The phase of coherence between LFP and PTNs was centered around -pi /2 (Fig. 3C-E). This indicates that the PTN firing is related to the integral of the LFP. The relationship of field potentials to intracellularly recorded activity is complex and depends critically on the location of the recording electrode relative to the active synapses. However, if the recording electrode is close to these synapses, the extracellular field potential will be approximately proportional to the transmembrane current and hence proportional to the derivative of the intracellular potential (Hubbard et al. 1969). Our results are therefore consistent with the PTNs being locked at zero phase lag with the synchronous postsynaptic potentials in the local population.

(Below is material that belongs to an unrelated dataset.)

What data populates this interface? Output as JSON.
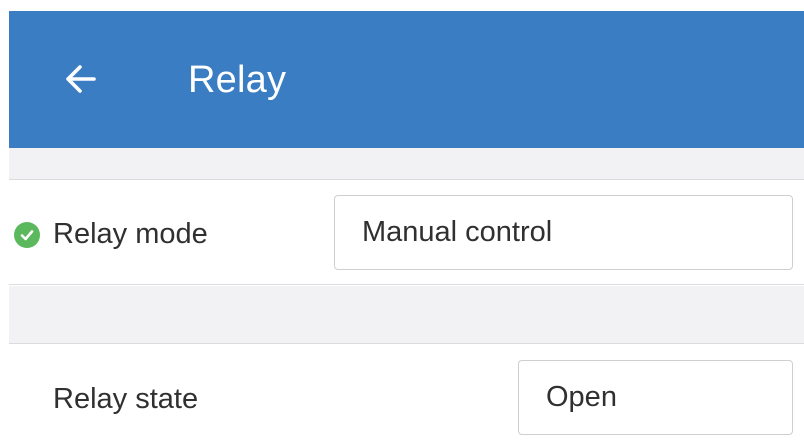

In contrast to our results, a number of previous studies have presented spike-triggered averages of LFP and have shown than the neuron spike is close to the negative peak of the LFP (Baker et al., 1997; Donoghue et al. 1998; and Murthy and Fetz 1996b in motor cortex; Gray and Singer 1989 in visual cortex). In addition, Murthy and Fetz (1996b) provided quantitative data on a population of such spike-triggered averages: the delay between spike and negative LFP peak corresponded to phases predominantly between -pi /2 and zero, with a mean of -0.48 radians. All of these previous studies used time domain methods of analysis compared with the frequency domain coherence measure used here. This may underlie the slight differences between previous reports of near zero phase spike-LFP synchrony and our current finding of a phase difference of around -pi /2.

The simulation of Fig. 7A assumed that all cells of the population were locked to the population activity with identical phase. Where there is variation in the distribution of phases across the population, there will be some cancellation in the population average and a consequent reduction in the amplitude of the oscillatory activity that is conveyed. Figure 3 showed that there was some phase variation between individual PTNs. This was greatest in the middle-frequency range examined and would have caused a reduction in the population oscillation amplitude to 29% of the size expected with no cancellation. Although this is appreciable, a sizable oscillatory signal will still reach the motoneurones.

For a small number of PTNs, there was a significant linear relationship between coherence phase and frequency within a frequency band, indicating that the cell firing was delayed or advanced relative to the LFP by a constant time. The small number of frequency bins available for each band meant that only relatively long delays were likely to reach statistical significance, and it would be unwise to place too much emphasis on the size of the delays that were calculated from the slopes of the regressions, which had a mean of 30.1 ms. However, it is known that the majority of intracortical fibers are slowly conducting, such that the mean velocity may be only 0.2 ms-1 (see Pauluis et al. 1999), and further delays could be imposed postsynaptically by temporal summation and integration. The existence of rather long time delays between LFP and the firing of some PTNs is thus not unrealistic. In addition, phase advances can be introduced by the spiking process itself (see Fig. 5). Similar results have been described from modeling work by Matthews (1997) and Stein et al. (1972), where this is discussed in more detail. In our simulations, such phase advances were small.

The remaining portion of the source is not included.